Eu tive que engolir uma
risada.
-Sério! –ela protestou
–Chega desse negócio de dar palpite. Agora só se me pedirem.
-Emma, quando você quer dar
palpite na vida alheia você considera até um olhar como um pedido. –eu
indiquei.
-Ei, eu sou boa em perceber
sinais sutis!
Ela era boa em inventar
sinais, isso sim.
Quando entramos na sala
(porque gente rica aparentemente se encontra numa sala pré-jantar) o pai de
Emma, sr. Woodhouse, estava conversando com...
Uau.
Uau.
Sinceramente, eu não consigo
entender essa parada da Emma não querer pegar esse homem!
-Lizzie! –sr. Woodhouse
falou com sua voz alta –Quanto tempo! Você lembra de Knightley?

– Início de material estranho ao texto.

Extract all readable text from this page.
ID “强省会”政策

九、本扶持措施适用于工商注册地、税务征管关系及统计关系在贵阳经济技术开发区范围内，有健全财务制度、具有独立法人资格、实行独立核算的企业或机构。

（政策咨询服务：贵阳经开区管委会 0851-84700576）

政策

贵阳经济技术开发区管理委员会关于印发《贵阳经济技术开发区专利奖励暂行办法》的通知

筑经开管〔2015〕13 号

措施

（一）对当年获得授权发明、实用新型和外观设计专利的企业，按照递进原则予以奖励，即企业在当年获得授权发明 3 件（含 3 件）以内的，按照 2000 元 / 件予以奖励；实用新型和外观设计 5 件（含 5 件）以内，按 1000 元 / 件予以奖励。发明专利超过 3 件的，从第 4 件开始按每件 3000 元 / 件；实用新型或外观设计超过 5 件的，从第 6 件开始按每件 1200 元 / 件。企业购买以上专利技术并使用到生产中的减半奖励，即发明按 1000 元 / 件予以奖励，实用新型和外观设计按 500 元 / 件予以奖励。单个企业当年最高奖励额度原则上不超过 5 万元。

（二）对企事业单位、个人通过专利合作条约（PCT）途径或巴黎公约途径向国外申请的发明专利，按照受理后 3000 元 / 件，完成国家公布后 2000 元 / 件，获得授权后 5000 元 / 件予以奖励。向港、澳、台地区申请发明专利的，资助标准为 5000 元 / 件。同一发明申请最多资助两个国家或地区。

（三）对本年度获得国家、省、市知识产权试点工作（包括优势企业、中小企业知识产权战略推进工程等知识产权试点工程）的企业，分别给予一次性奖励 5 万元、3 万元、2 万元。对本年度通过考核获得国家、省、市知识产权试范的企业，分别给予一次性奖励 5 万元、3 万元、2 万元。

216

Opa se eu lembro. Eu apertei
a mão do pai de Emma, então virei-me para George.
-Oi, Knightley. –eu sorri
–Faz muito tempo que eu não te vejo.
-George está bom, Lizzie.
–ele sorriu para mim –E sim, faz muito tempo. A última vez que eu te vi você
estava indo para a faculdade.
-Nossa. –eita, fazia mais
tempo do que eu achava –Eu ja formei e estou até trabalhando em Londres.
-Eu lembro de Emma
comentando algo do tipo. –ele falou lançando um rápido olhar para Emma –Você
está morando com as outras meninas, certo? Como estão Jane e Lydia?
Em questão de idade eu,
Jane, Lydia e Emma temos a mesma. Mary e Kitty são as mais novas, mas elas
sempre vieram no pacote.
-Elas estão bem. Todas
trabalhando.
-Mas morando em Londres,
Lizzie! –Sr. Woodhouse falou de repente –Trabalhar é ótimo e todos deviam
fazer, mas Londres? Aquela cidade é um perigo para a saúde de qualquer um!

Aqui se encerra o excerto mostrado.